Communicative dans l’idée où l’émotion est accompagnée de signes physiologiques. Que l’on ressente de la colère ou bien de la joie, nos expressions faciales, notre gestuelle et nos intonations sont différentes.

« Dans la recherche, une discipline appelée « l’intelligence artificielle émotionnelle » étudie et développe des systèmes pour détecter, interpréter et, à terme, simuler les émotions humaines » précise le Pr. Gilles Louppe, spécialiste de l’IA et du deep learning à l’ULiège.

Les scientifiques exploitent à cette fin la méthode du deep learning. Celle-ci s’appuie sur des réseaux, composés de plusieurs « couches » de neurones artificiels, chacune recevant et interprétant les informations de la couche précédente.

La start-up MoodMe, fondée en 2015, développe et commercialise des composants softwares destinés à la détection d’émotions et à l’identification faciale (c) MoodMe

Comme l’humain, l’IA apprend de ses erreurs

« Contrairement à la programmation classique où l’on indique à un logiciel ce qu’il doit faire, on fournit ici à la machine une routine d’apprentissage. Elle est, de cette façon, capable d’apprendre par elle-même de ses erreurs, et donc de s’améliorer » développe le Pr. Louppe.

Cette routine d’apprentissage se construit en injectant au système des millions d’exemples. Il est ainsi tout à fait possible aujourd’hui d’entraîner une IA à détecter et à interpréter les émotions humaines. Et ce, en lui fournissant des bases de données de photos de personnes arborant des expressions faciales émotionnelles. Une technique déjà exploitée par le monde industriel.

La start-up MoodMe, fondée en 2015, développe et commercialise ainsi des composants softwares destinés à la détection d’émotions et à l’identification faciale. « Notre technologie se fonde sur plusieurs réseaux de neurones. Sur base de photos ou de vidéo, l’outil est capable de déterminer le sexe, l’âge et les émotions exprimées par la personne représentée. Ainsi que l’intensité de ces émotions, sur une échelle de 1 à 100 », indique Chandra Dekeyser, co-fondateur et CEO de MoodMe.

Le virtuel en scène

Une autre façon pour qu’une IA apprenne les émotions humaines consiste à lui fournir « des enregistrements audios de personnes parlant avec émotion. Ou encore des textes où l’auteur fait part d’un ressenti, offrant la possibilité au réseau d’apprendre que tel ou tel mot est employé de manière neutre, péjorative ou bien positive » déclare le Pr. Louppe.

Dans les arts de la scène, ces technologies pourraient servir d’outil aux acteurs pour améliorer leur jeu. « Des IA en mesure d’identifier des émotions pourraient être utilisées pour analyser le jeu de l’acteur, le texte. Et , par là, évaluer la pertinence du ressenti simulé par le comédien », explique Alain Bouffioux, responsable du Projet Impact à l’Interface Entreprises-ULiège.

Une autre application envisageable dans les arts serait de donner la réplique à ces IA. Le film japonais « Sayōnara », sorti en 2015, l’a fait en mettant en scène Leona, un androïde.

Ce long-métrage, le premier du genre, s’inspire de la pièce de théâtre du même nom dans laquelle joue la même IA :

Dans ces exemples, un robot humanoïde est employé, mais comme le rappelle le Pr.

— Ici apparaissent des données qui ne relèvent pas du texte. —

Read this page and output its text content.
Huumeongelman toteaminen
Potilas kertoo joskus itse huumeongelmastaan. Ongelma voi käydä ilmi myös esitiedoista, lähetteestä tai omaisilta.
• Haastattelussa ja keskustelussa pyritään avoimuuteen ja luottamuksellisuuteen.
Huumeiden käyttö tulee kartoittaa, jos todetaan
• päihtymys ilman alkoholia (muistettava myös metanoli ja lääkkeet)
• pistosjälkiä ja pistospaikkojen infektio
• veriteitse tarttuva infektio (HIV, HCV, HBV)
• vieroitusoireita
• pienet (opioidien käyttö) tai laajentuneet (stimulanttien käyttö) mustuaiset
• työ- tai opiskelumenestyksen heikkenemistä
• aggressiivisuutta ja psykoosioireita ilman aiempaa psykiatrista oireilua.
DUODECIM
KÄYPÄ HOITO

Louppe, « il est aujourd’hui possible de créer des personnes virtuelles, des avatars, capables d’interagir avec le spectateur et de simuler telles ou telles émotions ».

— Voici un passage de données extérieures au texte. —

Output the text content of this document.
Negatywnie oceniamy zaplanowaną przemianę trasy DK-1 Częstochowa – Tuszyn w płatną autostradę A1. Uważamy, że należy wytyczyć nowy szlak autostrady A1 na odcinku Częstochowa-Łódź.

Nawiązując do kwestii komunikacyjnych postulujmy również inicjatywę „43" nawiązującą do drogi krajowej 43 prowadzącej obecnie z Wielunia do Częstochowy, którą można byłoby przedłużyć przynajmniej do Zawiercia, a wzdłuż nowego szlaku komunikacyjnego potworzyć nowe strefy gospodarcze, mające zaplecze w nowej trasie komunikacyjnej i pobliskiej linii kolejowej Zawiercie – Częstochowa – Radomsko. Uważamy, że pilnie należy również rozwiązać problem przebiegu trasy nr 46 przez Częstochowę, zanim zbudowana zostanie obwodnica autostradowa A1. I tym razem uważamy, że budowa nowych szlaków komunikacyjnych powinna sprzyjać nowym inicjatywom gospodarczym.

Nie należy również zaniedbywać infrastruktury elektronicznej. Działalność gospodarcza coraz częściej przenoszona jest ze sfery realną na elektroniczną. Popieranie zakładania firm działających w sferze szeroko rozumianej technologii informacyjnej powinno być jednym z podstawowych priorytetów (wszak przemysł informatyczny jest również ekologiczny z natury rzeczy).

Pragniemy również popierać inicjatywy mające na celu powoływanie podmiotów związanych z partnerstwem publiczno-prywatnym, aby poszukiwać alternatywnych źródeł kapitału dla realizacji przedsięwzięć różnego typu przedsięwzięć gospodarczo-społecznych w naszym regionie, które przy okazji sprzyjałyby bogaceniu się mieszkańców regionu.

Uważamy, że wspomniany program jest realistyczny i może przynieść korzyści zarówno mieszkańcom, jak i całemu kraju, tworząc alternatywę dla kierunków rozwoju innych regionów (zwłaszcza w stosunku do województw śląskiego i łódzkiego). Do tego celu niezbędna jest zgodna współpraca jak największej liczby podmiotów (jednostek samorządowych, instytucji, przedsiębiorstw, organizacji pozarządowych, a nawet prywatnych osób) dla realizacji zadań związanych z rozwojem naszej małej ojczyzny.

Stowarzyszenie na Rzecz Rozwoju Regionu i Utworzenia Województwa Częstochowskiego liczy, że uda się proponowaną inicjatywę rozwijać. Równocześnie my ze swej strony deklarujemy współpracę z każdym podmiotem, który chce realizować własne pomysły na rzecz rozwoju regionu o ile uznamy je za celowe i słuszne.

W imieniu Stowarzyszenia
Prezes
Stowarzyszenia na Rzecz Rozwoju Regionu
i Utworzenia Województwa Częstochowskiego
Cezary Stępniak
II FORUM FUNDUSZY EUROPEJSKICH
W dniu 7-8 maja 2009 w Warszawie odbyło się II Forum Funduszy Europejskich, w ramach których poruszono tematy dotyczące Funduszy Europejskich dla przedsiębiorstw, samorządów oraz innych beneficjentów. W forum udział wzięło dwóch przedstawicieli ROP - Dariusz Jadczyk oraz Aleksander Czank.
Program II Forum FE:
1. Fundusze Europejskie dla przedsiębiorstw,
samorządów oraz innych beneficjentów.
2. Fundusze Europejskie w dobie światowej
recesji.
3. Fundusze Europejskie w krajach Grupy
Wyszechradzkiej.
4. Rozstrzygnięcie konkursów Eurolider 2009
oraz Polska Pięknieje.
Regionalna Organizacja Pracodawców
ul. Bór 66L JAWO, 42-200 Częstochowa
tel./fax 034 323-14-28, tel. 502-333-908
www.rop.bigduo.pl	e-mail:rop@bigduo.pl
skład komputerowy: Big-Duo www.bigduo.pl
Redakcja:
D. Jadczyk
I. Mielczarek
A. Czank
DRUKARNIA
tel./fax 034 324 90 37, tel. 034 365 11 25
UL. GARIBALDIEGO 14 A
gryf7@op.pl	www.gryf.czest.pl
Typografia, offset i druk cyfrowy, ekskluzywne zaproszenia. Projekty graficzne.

Au Dali Museum, en Floride (USA), les visiteurs ont l’occasion depuis avril 2019 d’en apprendre davantage sur la vie de l’artiste auprès de la personne qui le connaissait le mieux : Salvador Dali lui-même.

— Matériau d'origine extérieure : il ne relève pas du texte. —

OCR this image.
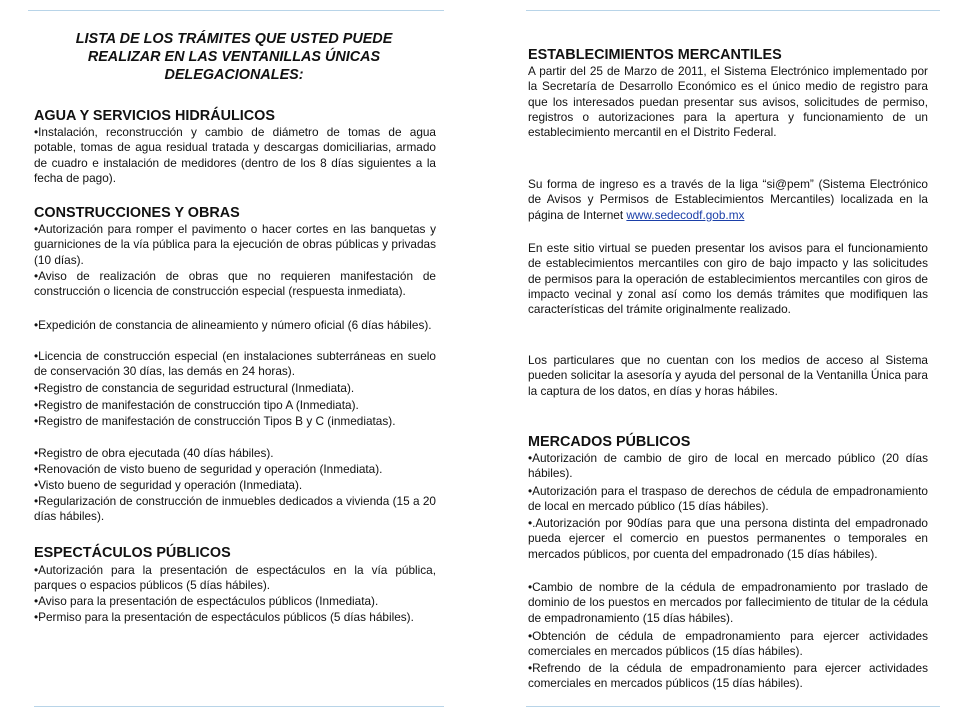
LISTA DE LOS TRÁMITES QUE USTED PUEDE REALIZAR EN LAS VENTANILLAS ÚNICAS DELEGACIONALES:
AGUA Y SERVICIOS HIDRÁULICOS
•Instalación, reconstrucción y cambio de diámetro de tomas de agua potable, tomas de agua residual tratada y descargas domiciliarias, armado de cuadro e instalación de medidores (dentro de los 8 días siguientes a la fecha de pago).
CONSTRUCCIONES Y OBRAS
•Autorización para romper el pavimento o hacer cortes en las banquetas y guarniciones de la vía pública para la ejecución de obras públicas y privadas (10 días).
•Aviso de realización de obras que no requieren manifestación de construcción o licencia de construcción especial (respuesta inmediata).
•Expedición de constancia de alineamiento y número oficial (6 días hábiles).
•Licencia de construcción especial (en instalaciones subterráneas en suelo de conservación 30 días, las demás en 24 horas).
•Registro de constancia de seguridad estructural (Inmediata).
•Registro de manifestación de construcción tipo A (Inmediata).
•Registro de manifestación de construcción Tipos B y C (inmediatas).
•Registro de obra ejecutada (40 días hábiles).
•Renovación de visto bueno de seguridad y operación (Inmediata).
•Visto bueno de seguridad y operación (Inmediata).
•Regularización de construcción de inmuebles dedicados a vivienda (15 a 20 días hábiles).
ESPECTÁCULOS PÚBLICOS
•Autorización para la presentación de espectáculos en la vía pública, parques o espacios públicos (5 días hábiles).
•Aviso para la presentación de espectáculos públicos (Inmediata).
•Permiso para la presentación de espectáculos públicos (5 días hábiles).
ESTABLECIMIENTOS MERCANTILES
A partir del 25 de Marzo de 2011, el Sistema Electrónico implementado por la Secretaría de Desarrollo Económico es el único medio de registro para que los interesados puedan presentar sus avisos, solicitudes de permiso, registros o autorizaciones para la apertura y funcionamiento de un establecimiento mercantil en el Distrito Federal.
Su forma de ingreso es a través de la liga “si@pem” (Sistema Electrónico de Avisos y Permisos de Establecimientos Mercantiles) localizada en la página de Internet www.sedecodf.gob.mx
En este sitio virtual se pueden presentar los avisos para el funcionamiento de establecimientos mercantiles con giro de bajo impacto y las solicitudes de permisos para la operación de establecimientos mercantiles con giros de impacto vecinal y zonal así como los demás trámites que modifiquen las características del trámite originalmente realizado.
Los particulares que no cuentan con los medios de acceso al Sistema pueden solicitar la asesoría y ayuda del personal de la Ventanilla Única para la captura de los datos, en días y horas hábiles.
MERCADOS PÚBLICOS
•Autorización de cambio de giro de local en mercado público (20 días hábiles).
•Autorización para el traspaso de derechos de cédula de empadronamiento de local en mercado público (15 días hábiles).
•.Autorización por 90días para que una persona distinta del empadronado pueda ejercer el comercio en puestos permanentes o temporales en mercados públicos, por cuenta del empadronado (15 días hábiles).
•Cambio de nombre de la cédula de empadronamiento por traslado de dominio de los puestos en mercados por fallecimiento de titular de la cédula de empadronamiento (15 días hábiles).
•Obtención de cédula de empadronamiento para ejercer actividades comerciales en mercados públicos (15 días hábiles).
•Refrendo de la cédula de empadronamiento para ejercer actividades comerciales en mercados públicos (15 días hábiles).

L’expérience « Dali Lives » ressuscite en effet virtuellement le peintre, avec qui le visiteur peut interagir via une série d’écrans du musée. En plus de 1000 heures d’apprentissage basé sur des collections d’interviews, de photos, de citations et d’images d’archives, l’IA a appris qui était l’artiste et comment il se comportait. Et ce, afin de reproduire une version la plus crédible possible du peintre décédé.